Dentro de la tendencia a establecer disciplinas “especialistas”, convertidas en estancos separados, a la usanza de positivismo, se nos enseña desde muy párvulos, que aparte de las ciencias formales (como la matemática), las dos ramas medulares del conocimiento científico son: la ciencias naturales, espistemológicamente alejadas al sujeto que investiga, y por otra parte, las ciencias sociales, en las que el sujeto es parte del objeto que investiga.
Pero estas fronteras rígidas del positivismo olvidan que el ser humano es parte de la Naturaleza, parte de la materia orgánica en nuestro planeta azul. Esta visión antropocéntrica se refuerza con el dogma judeocristiano que ubica al ser humano (y más específicamente al hombre) hecho a imagen y semejanza de Dios, como rey de la creación.
Estamos en una sociedad capitalista patriarcal cada vez más descompuesta, que en su afán desenfrenado en procura del lucro privado de una exigua minoría de privilegiados, además de generar un incremento galopante de la miseria de grandes masas de la población humana, implica, a su vez, una cada vez más alarmante destrucción del ecosistema planetario, debido al calentamiento global y la destrucción de la capa de ozono, junto al agotamiento creciente de los recursos no renovables. Por lo que se ha dado la alerta en la comunidad ecologista sobre la posibilidad de que estemos en el inicio de una gran extinción a escala planetaria.
Esta degradación ambiental no solo atenta contra el ser humano mismo, sino contra la vida entera en el planeta. Y se olvida con frecuencia, que nuestra especie es parte de un rico y prolongado proceso del desenvolvimiento de la vida, desde los aminoácidos que se articularon para crear los primeros seres vivos unicelulares.
Debemos tomar conciencia, entonces, que el grave desbalance del ecosistema, tiene efectos desastrosos para el conjunto de las formas de vida. Un ejemplo clarísimo son los cultivos transgénicos, impulsados por la transnacional Monsanto, que amenazan la sobrevivencia de las abejas, sin cuya labor de polinización, se corre el grave riesgo de la liquidación de la flora y por los tanto de la cadena alimenticia en nuestra bioesfera.

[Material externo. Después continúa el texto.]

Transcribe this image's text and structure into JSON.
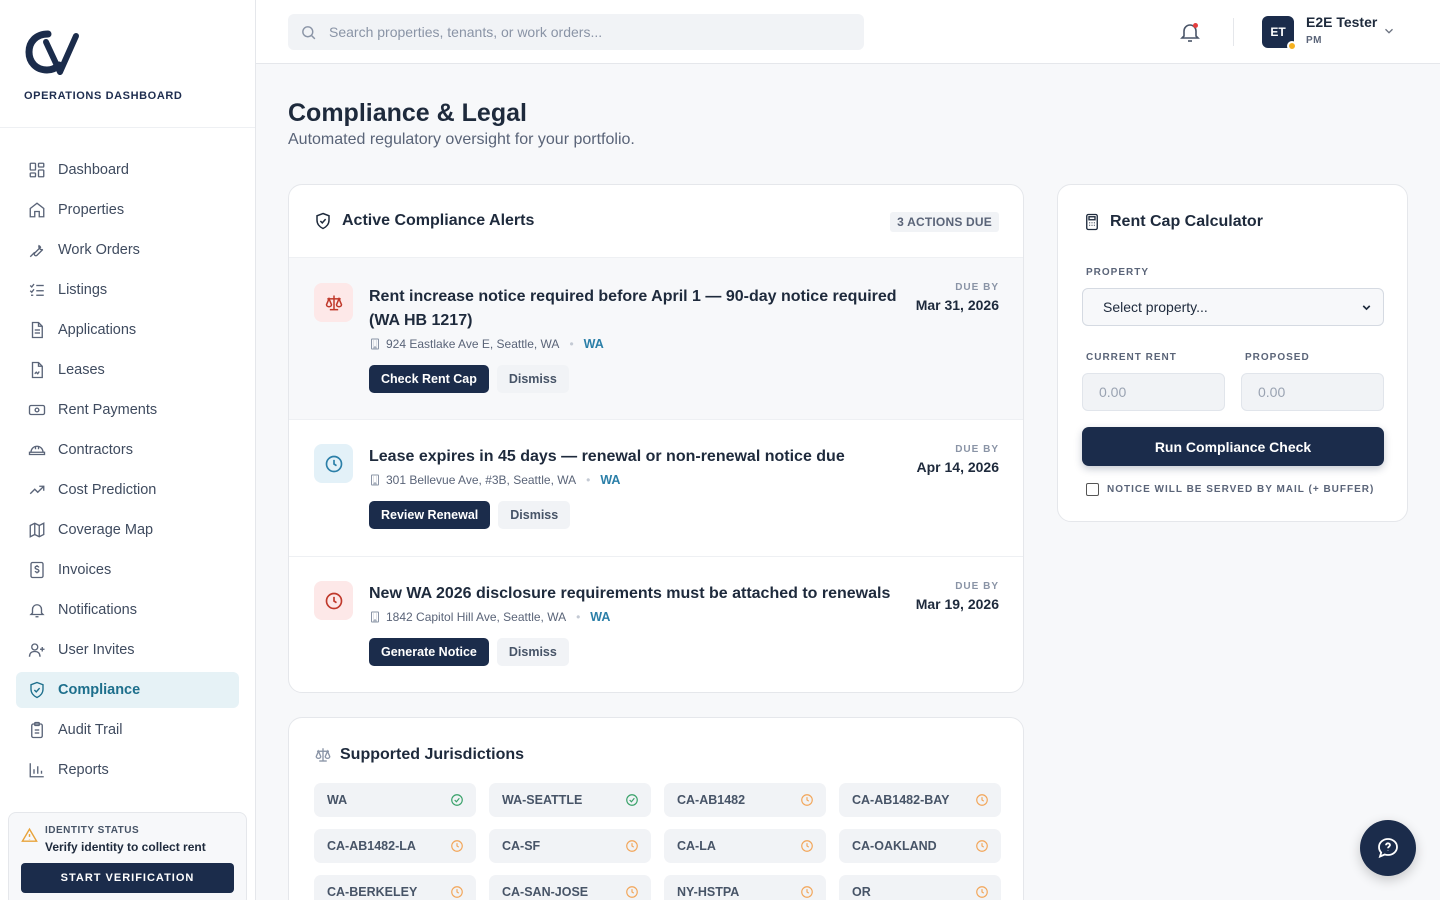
{
  "brand": {
    "tagline": "OPERATIONS DASHBOARD"
  },
  "sidebar": {
    "items": [
      {
        "label": "Dashboard",
        "icon": "grid-icon"
      },
      {
        "label": "Properties",
        "icon": "home-icon"
      },
      {
        "label": "Work Orders",
        "icon": "wrench-icon"
      },
      {
        "label": "Listings",
        "icon": "list-check-icon"
      },
      {
        "label": "Applications",
        "icon": "document-icon"
      },
      {
        "label": "Leases",
        "icon": "signed-document-icon"
      },
      {
        "label": "Rent Payments",
        "icon": "banknote-icon"
      },
      {
        "label": "Contractors",
        "icon": "hard-hat-icon"
      },
      {
        "label": "Cost Prediction",
        "icon": "trending-up-icon"
      },
      {
        "label": "Coverage Map",
        "icon": "map-icon"
      },
      {
        "label": "Invoices",
        "icon": "dollar-receipt-icon"
      },
      {
        "label": "Notifications",
        "icon": "bell-icon"
      },
      {
        "label": "User Invites",
        "icon": "user-plus-icon"
      },
      {
        "label": "Compliance",
        "icon": "shield-check-icon",
        "active": true
      },
      {
        "label": "Audit Trail",
        "icon": "clipboard-icon"
      },
      {
        "label": "Reports",
        "icon": "bar-chart-icon"
      }
    ],
    "identity": {
      "label": "IDENTITY STATUS",
      "message": "Verify identity to collect rent",
      "button": "START VERIFICATION"
    }
  },
  "header": {
    "search_placeholder": "Search properties, tenants, or work orders...",
    "user": {
      "initials": "ET",
      "name": "E2E Tester",
      "role": "PM"
    }
  },
  "page": {
    "title": "Compliance & Legal",
    "subtitle": "Automated regulatory oversight for your portfolio."
  },
  "alerts": {
    "title": "Active Compliance Alerts",
    "badge": "3 ACTIONS DUE",
    "due_label": "DUE BY",
    "items": [
      {
        "title": "Rent increase notice required before April 1 — 90-day notice required (WA HB 1217)",
        "address": "924 Eastlake Ave E, Seattle, WA",
        "jurisdiction": "WA",
        "due": "Mar 31, 2026",
        "primary": "Check Rent Cap",
        "secondary": "Dismiss",
        "icon": "scale-icon"
      },
      {
        "title": "Lease expires in 45 days — renewal or non-renewal notice due",
        "address": "301 Bellevue Ave, #3B, Seattle, WA",
        "jurisdiction": "WA",
        "due": "Apr 14, 2026",
        "primary": "Review Renewal",
        "secondary": "Dismiss",
        "icon": "clock-icon"
      },
      {
        "title": "New WA 2026 disclosure requirements must be attached to renewals",
        "address": "1842 Capitol Hill Ave, Seattle, WA",
        "jurisdiction": "WA",
        "due": "Mar 19, 2026",
        "primary": "Generate Notice",
        "secondary": "Dismiss",
        "icon": "clock-icon"
      }
    ]
  },
  "jurisdictions": {
    "title": "Supported Jurisdictions",
    "items": [
      {
        "code": "WA",
        "status": "active"
      },
      {
        "code": "WA-SEATTLE",
        "status": "active"
      },
      {
        "code": "CA-AB1482",
        "status": "pending"
      },
      {
        "code": "CA-AB1482-BAY",
        "status": "pending"
      },
      {
        "code": "CA-AB1482-LA",
        "status": "pending"
      },
      {
        "code": "CA-SF",
        "status": "pending"
      },
      {
        "code": "CA-LA",
        "status": "pending"
      },
      {
        "code": "CA-OAKLAND",
        "status": "pending"
      },
      {
        "code": "CA-BERKELEY",
        "status": "pending"
      },
      {
        "code": "CA-SAN-JOSE",
        "status": "pending"
      },
      {
        "code": "NY-HSTPA",
        "status": "pending"
      },
      {
        "code": "OR",
        "status": "pending"
      }
    ]
  },
  "rent_cap": {
    "title": "Rent Cap Calculator",
    "property_label": "PROPERTY",
    "property_value": "Select property...",
    "current_label": "CURRENT RENT",
    "current_placeholder": "0.00",
    "proposed_label": "PROPOSED",
    "proposed_placeholder": "0.00",
    "run_button": "Run Compliance Check",
    "mail_checkbox": "NOTICE WILL BE SERVED BY MAIL (+ BUFFER)",
    "mail_checked": false
  },
  "colors": {
    "navy": "#1b2c4b",
    "accent_teal": "#1d6f8c",
    "danger": "#c0392b",
    "success": "#38a169",
    "pending": "#f2a65a"
  }
}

El fracaso de la experiencia socialista del siglo XX, en virtud de la degeneración burocrática totalitaria que expresó el estalinismo, emulando al capitalismo, desarrolló una obsesión productivista, sin tomar en cuenta el deterioro ambiental. El “accidente” nuclear de Chernobyl estaba implícito en el descuido de la seguridad industrial y los graves problemas de contaminación (atmosférica y fluvial) que acompañaron el crecimiento de las ciudades industriales; así también, el método estalinista para aumentar la producción algodonera en Asia Central, se produjo al precio de desertificar toda la región del Mar de Arial. O para poner otro ejemplo: el desecho de los residuos nucleares, sin ningún cuidado, al Mar Blanco.
Por lo tanto, la alternativa socialista en el siglo XXI requiere no solo de la socialización de los medios de producción y la planificación democrática de la economía, que desde luego son imprescindibles, sino de un proceso en el que cada vez más se impongan los valores de uso, sobre los criterios monetarios, y toda actividad productiva del ser humano deba resguardar la maravillosa diversidad de la vida en nuestro planeta azul. Por ello, nos reivindicamos ecosocialistas.